MultiLabelSoftMarginLoss vs BCEWithLogitsLoss vs KLDivLoss

Mehran_Ziadloo · December 5, 2019, 7:49pm

Sorry if my question is too basic. I’m comparing the three loss functions of BCEWithLogitsLoss, MultiLabelSoftMarginLoss, and KLDivLoss.
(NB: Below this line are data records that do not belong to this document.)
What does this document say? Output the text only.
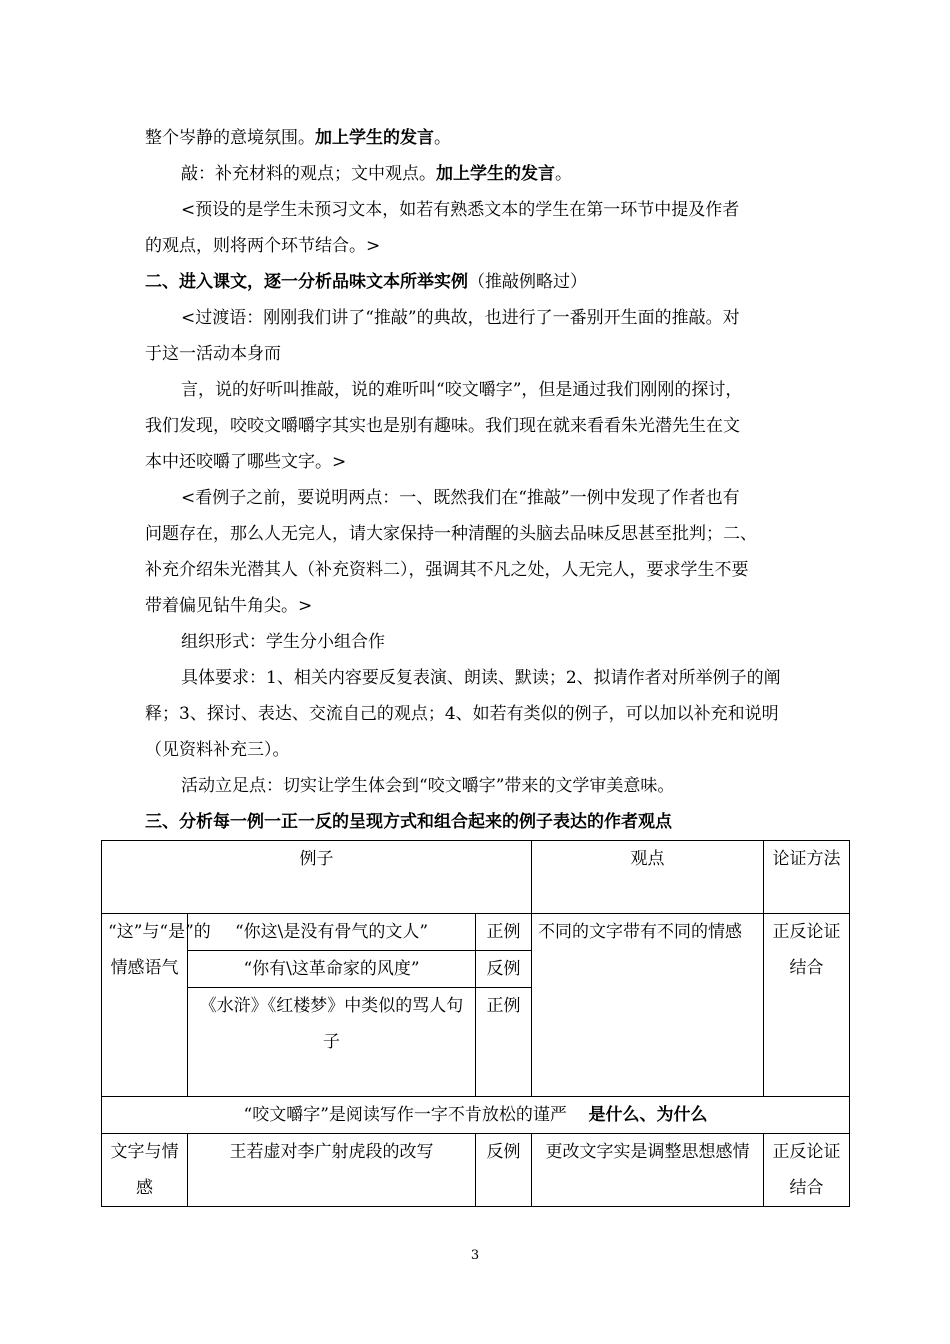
整个岑静的意境氛围。加上学生的发言。
敲：补充材料的观点；文中观点。加上学生的发言。
<预设的是学生未预习文本，如若有熟悉文本的学生在第一环节中提及作者
的观点，则将两个环节结合。>
二、进入课文，逐一分析品味文本所举实例（推敲例略过）
<过渡语：刚刚我们讲了“推敲”的典故，也进行了一番别开生面的推敲。对
于这一活动本身而
言，说的好听叫推敲，说的难听叫“咬文嚼字”，但是通过我们刚刚的探讨，
我们发现，咬咬文嚼嚼字其实也是别有趣味。我们现在就来看看朱光潜先生在文
本中还咬嚼了哪些文字。>
<看例子之前，要说明两点：一、既然我们在“推敲”一例中发现了作者也有
问题存在，那么人无完人，请大家保持一种清醒的头脑去品味反思甚至批判；二、
补充介绍朱光潜其人（补充资料二），强调其不凡之处，人无完人，要求学生不要
带着偏见钻牛角尖。>
组织形式：学生分小组合作
具体要求：1、相关内容要反复表演、朗读、默读；2、拟请作者对所举例子的阐
释；3、探讨、表达、交流自己的观点；4、如若有类似的例子，可以加以补充和说明
（见资料补充三）。
活动立足点：切实让学生体会到“咬文嚼字”带来的文学审美意味。
三、分析每一例一正一反的呈现方式和组合起来的例子表达的作者观点
例子			观点	论证方法
“这”与“是”的情感语气	“你这\是没有骨气的文人”	正例	不同的文字带有不同的情感	正反论证结合
	“你有\这革命家的风度”	反例		
	《水浒》《红楼梦》中类似的骂人句子	正例		
“咬文嚼字”是阅读写作一字不肯放松的谨严 是什么、为什么				
文字与情感	王若虚对李广射虎段的改写	反例	更改文字实是调整思想感情	正反论证结合
3
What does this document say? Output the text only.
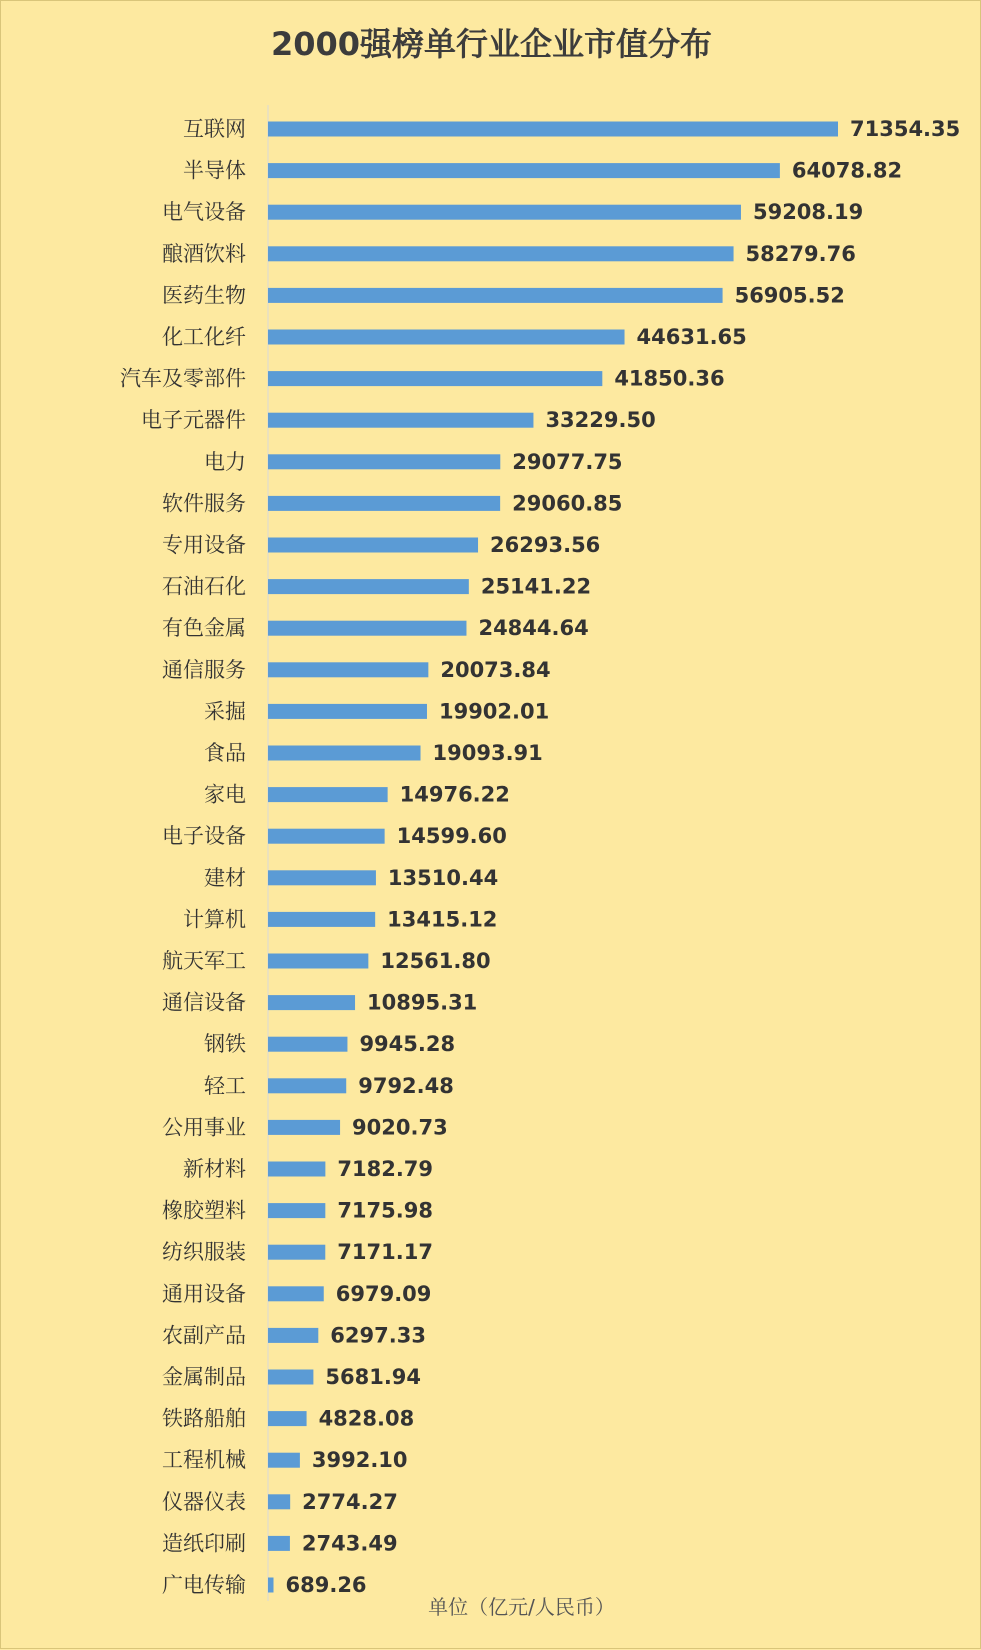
2000强榜单行业企业市值分布
互联网	71354.35
半导体	64078.82
电气设备	59208.19
酿酒饮料	58279.76
医药生物	56905.52
化工化纤	44631.65
汽车及零部件	41850.36
电子元器件	33229.50
电力	29077.75
软件服务	29060.85
专用设备	26293.56
石油石化	25141.22
有色金属	24844.64
通信服务	20073.84
采掘	19902.01
食品	19093.91
家电	14976.22
电子设备	14599.60
建材	13510.44
计算机	13415.12
航天军工	12561.80
通信设备	10895.31
钢铁	9945.28
轻工	9792.48
公用事业	9020.73
新材料	7182.79
橡胶塑料	7175.98
纺织服装	7171.17
通用设备	6979.09
农副产品	6297.33
金属制品	5681.94
铁路船舶	4828.08
工程机械	3992.10
仪器仪表	2774.27
造纸印刷	2743.49
广电传输 689.26
单位（亿元/人民币）
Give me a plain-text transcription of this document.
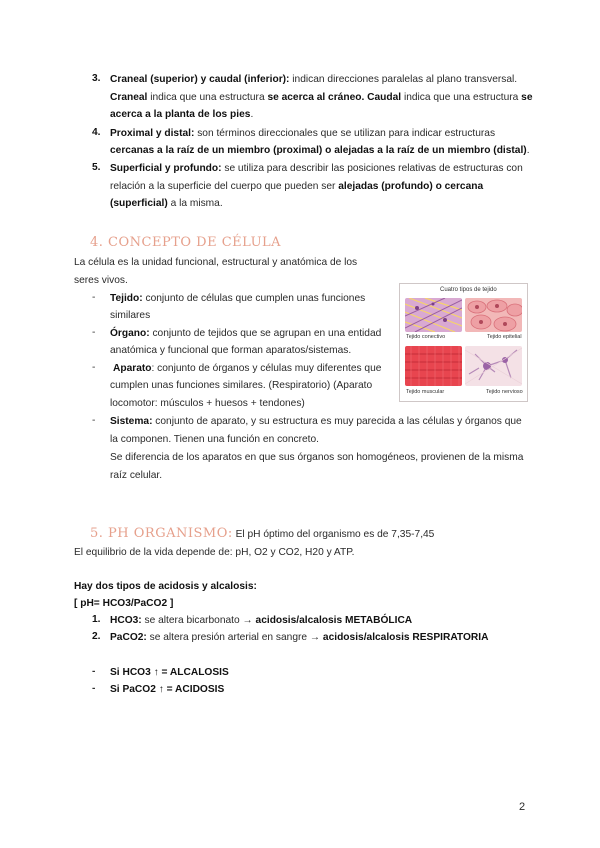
3. Craneal (superior) y caudal (inferior): indican direcciones paralelas al plano transversal.
Craneal indica que una estructura se acerca al cráneo. Caudal indica que una estructura se
acerca a la planta de los pies.
4. Proximal y distal: son términos direccionales que se utilizan para indicar estructuras
cercanas a la raíz de un miembro (proximal) o alejadas a la raíz de un miembro (distal).
5. Superficial y profundo: se utiliza para describir las posiciones relativas de estructuras con
relación a la superficie del cuerpo que pueden ser alejadas (profundo) o cercana
(superficial) a la misma.
4. CONCEPTO DE CÉLULA
La célula es la unidad funcional, estructural y anatómica de los
seres vivos.
- Tejido: conjunto de células que cumplen unas funciones
similares
- Órgano: conjunto de tejidos que se agrupan en una entidad
anatómica y funcional que forman aparatos/sistemas.
- Aparato: conjunto de órganos y células muy diferentes que
cumplen unas funciones similares. (Respiratorio) (Aparato
locomotor: músculos + huesos + tendones)
- Sistema: conjunto de aparato, y su estructura es muy parecida a las células y órganos que
la componen. Tienen una función en concreto.
Se diferencia de los aparatos en que sus órganos son homogéneos, provienen de la misma
raíz celular.
Cuatro tipos de tejido
Tejido conectivo	Tejido epitelial
Tejido muscular	Tejido nervioso
5. PH ORGANISMO: El pH óptimo del organismo es de 7,35-7,45
El equilibrio de la vida depende de: pH, O2 y CO2, H20 y ATP.
Hay dos tipos de acidosis y alcalosis:
[ pH= HCO3/PaCO2 ]
1. HCO3: se altera bicarbonato → acidosis/alcalosis METABÓLICA
2. PaCO2: se altera presión arterial en sangre → acidosis/alcalosis RESPIRATORIA
- Si HCO3 ↑ = ALCALOSIS
- Si PaCO2 ↑ = ACIDOSIS
2
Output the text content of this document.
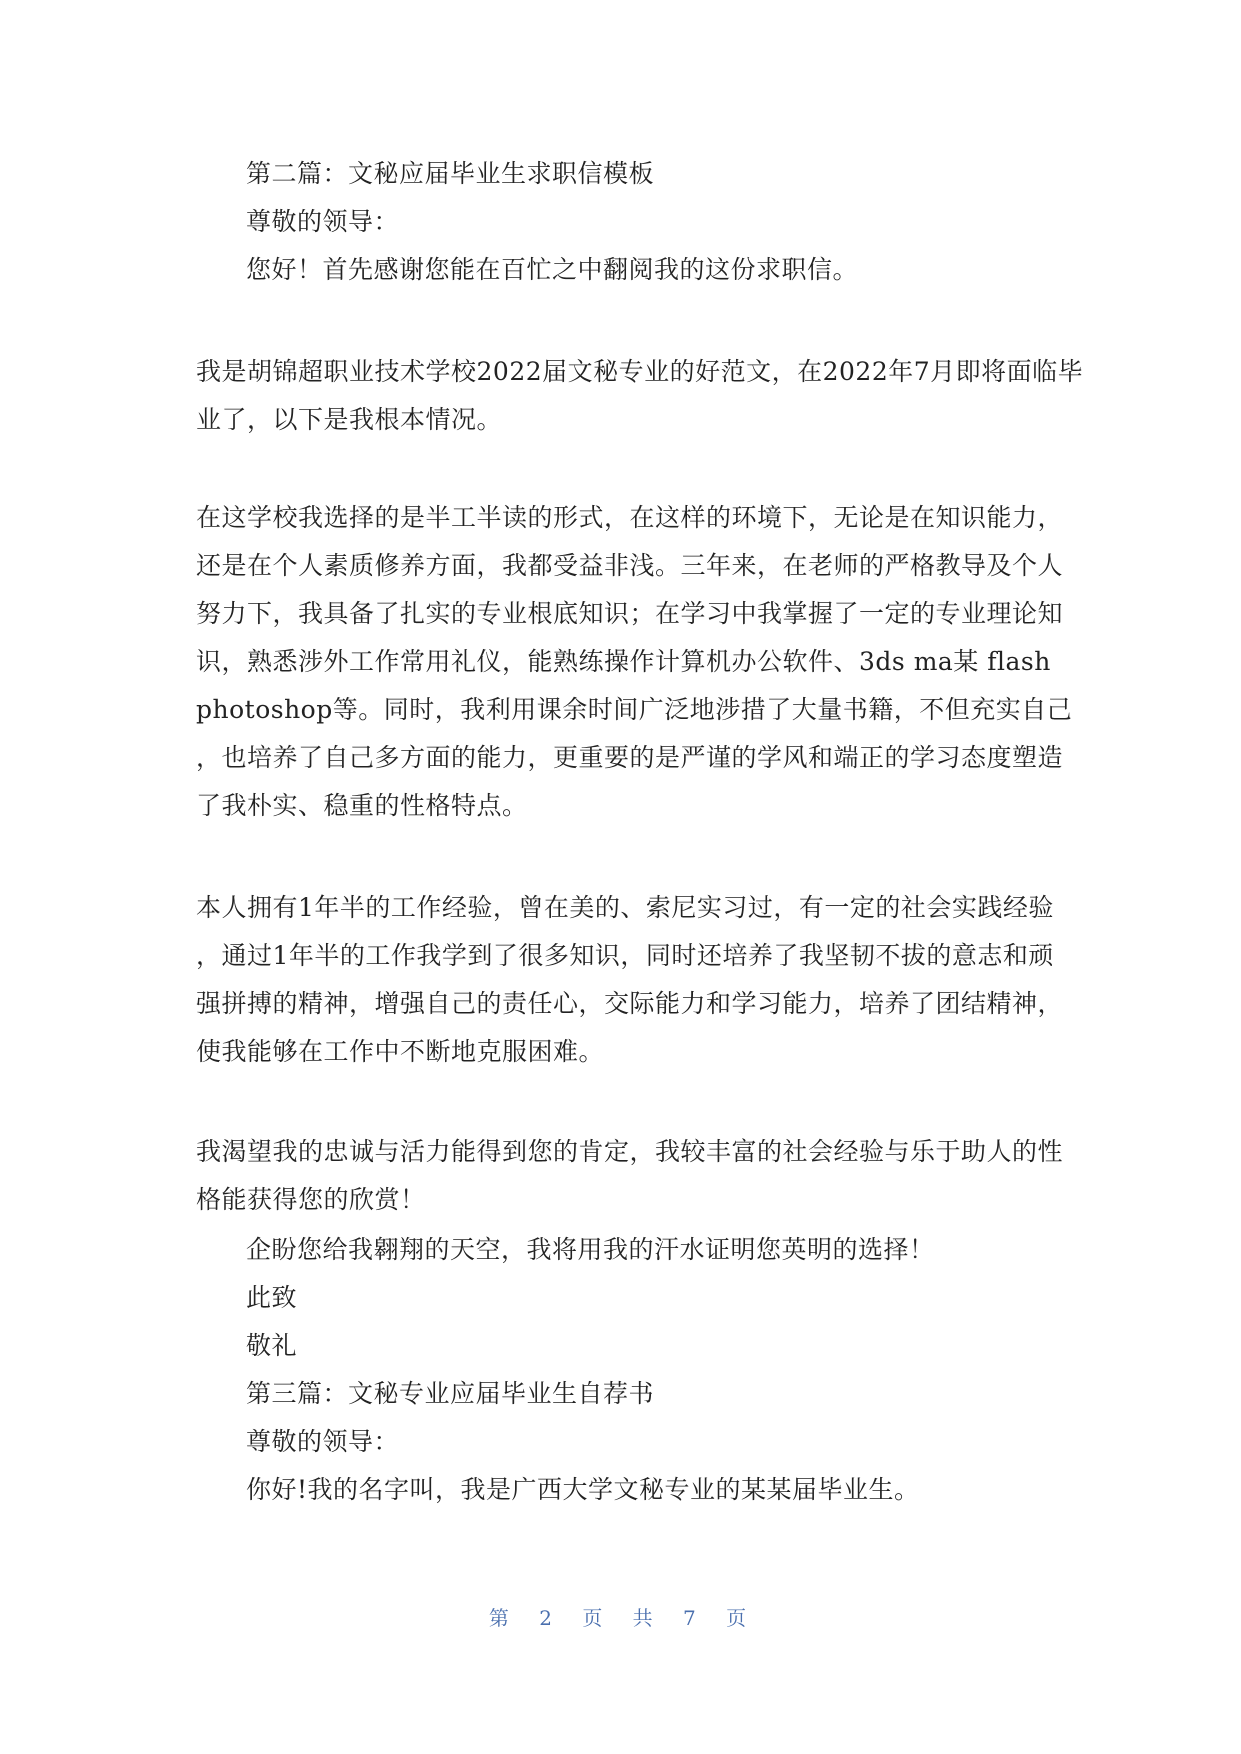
第二篇：文秘应届毕业生求职信模板
尊敬的领导：
您好！首先感谢您能在百忙之中翻阅我的这份求职信。
我是胡锦超职业技术学校2022届文秘专业的好范文，在2022年7月即将面临毕
业了，以下是我根本情况。
在这学校我选择的是半工半读的形式，在这样的环境下，无论是在知识能力，
还是在个人素质修养方面，我都受益非浅。三年来，在老师的严格教导及个人
努力下，我具备了扎实的专业根底知识；在学习中我掌握了一定的专业理论知
识，熟悉涉外工作常用礼仪，能熟练操作计算机办公软件、3ds ma某 flash
photoshop等。同时，我利用课余时间广泛地涉措了大量书籍，不但充实自己
，也培养了自己多方面的能力，更重要的是严谨的学风和端正的学习态度塑造
了我朴实、稳重的性格特点。
本人拥有1年半的工作经验，曾在美的、索尼实习过，有一定的社会实践经验
，通过1年半的工作我学到了很多知识，同时还培养了我坚韧不拔的意志和顽
强拼搏的精神，增强自己的责任心，交际能力和学习能力，培养了团结精神，
使我能够在工作中不断地克服困难。
我渴望我的忠诚与活力能得到您的肯定，我较丰富的社会经验与乐于助人的性
格能获得您的欣赏！
企盼您给我翱翔的天空，我将用我的汗水证明您英明的选择！
此致
敬礼
第三篇：文秘专业应届毕业生自荐书
尊敬的领导：
你好!我的名字叫，我是广西大学文秘专业的某某届毕业生。
第 2 页 共 7 页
Here are the formula for each one:

For BCEWithLogitsLoss, we have (assuming the reduction is mean):

$l(x, y) = \frac{-1}{C} \sum_{i=1}^{C} y_i * log(\sigma (x_i)) + (1-y_i) * log(1-\sigma (x_i))$

And for MultiLabelSoftMarginLoss, we have:

$l(x, y) = \frac{-1}{C} \sum_{i=1}^{C} y_i * log(\sigma (x_i)) + (1-y_i) * log(\sigma (-x_i))$

And finally, for KLDivLoss we have (with batchmean reduction):

$l(x, y) = \frac{-1}{N} \sum_{i=1}^{N} y_i * (log(y_i) - x_i)$

While I understand the first formula (it’s cross-entropy) and its use case, I’m not familiar with the next two. Could someone please explain to me when should I use any of these three loss functions? I’ve been reading the implementation for The Annotated Transformer where in my opinion was a good candidate for BCEWithLogitsLoss but the author had decided to use KLDivLoss. In general, what are the use cases for each of these three loss functions?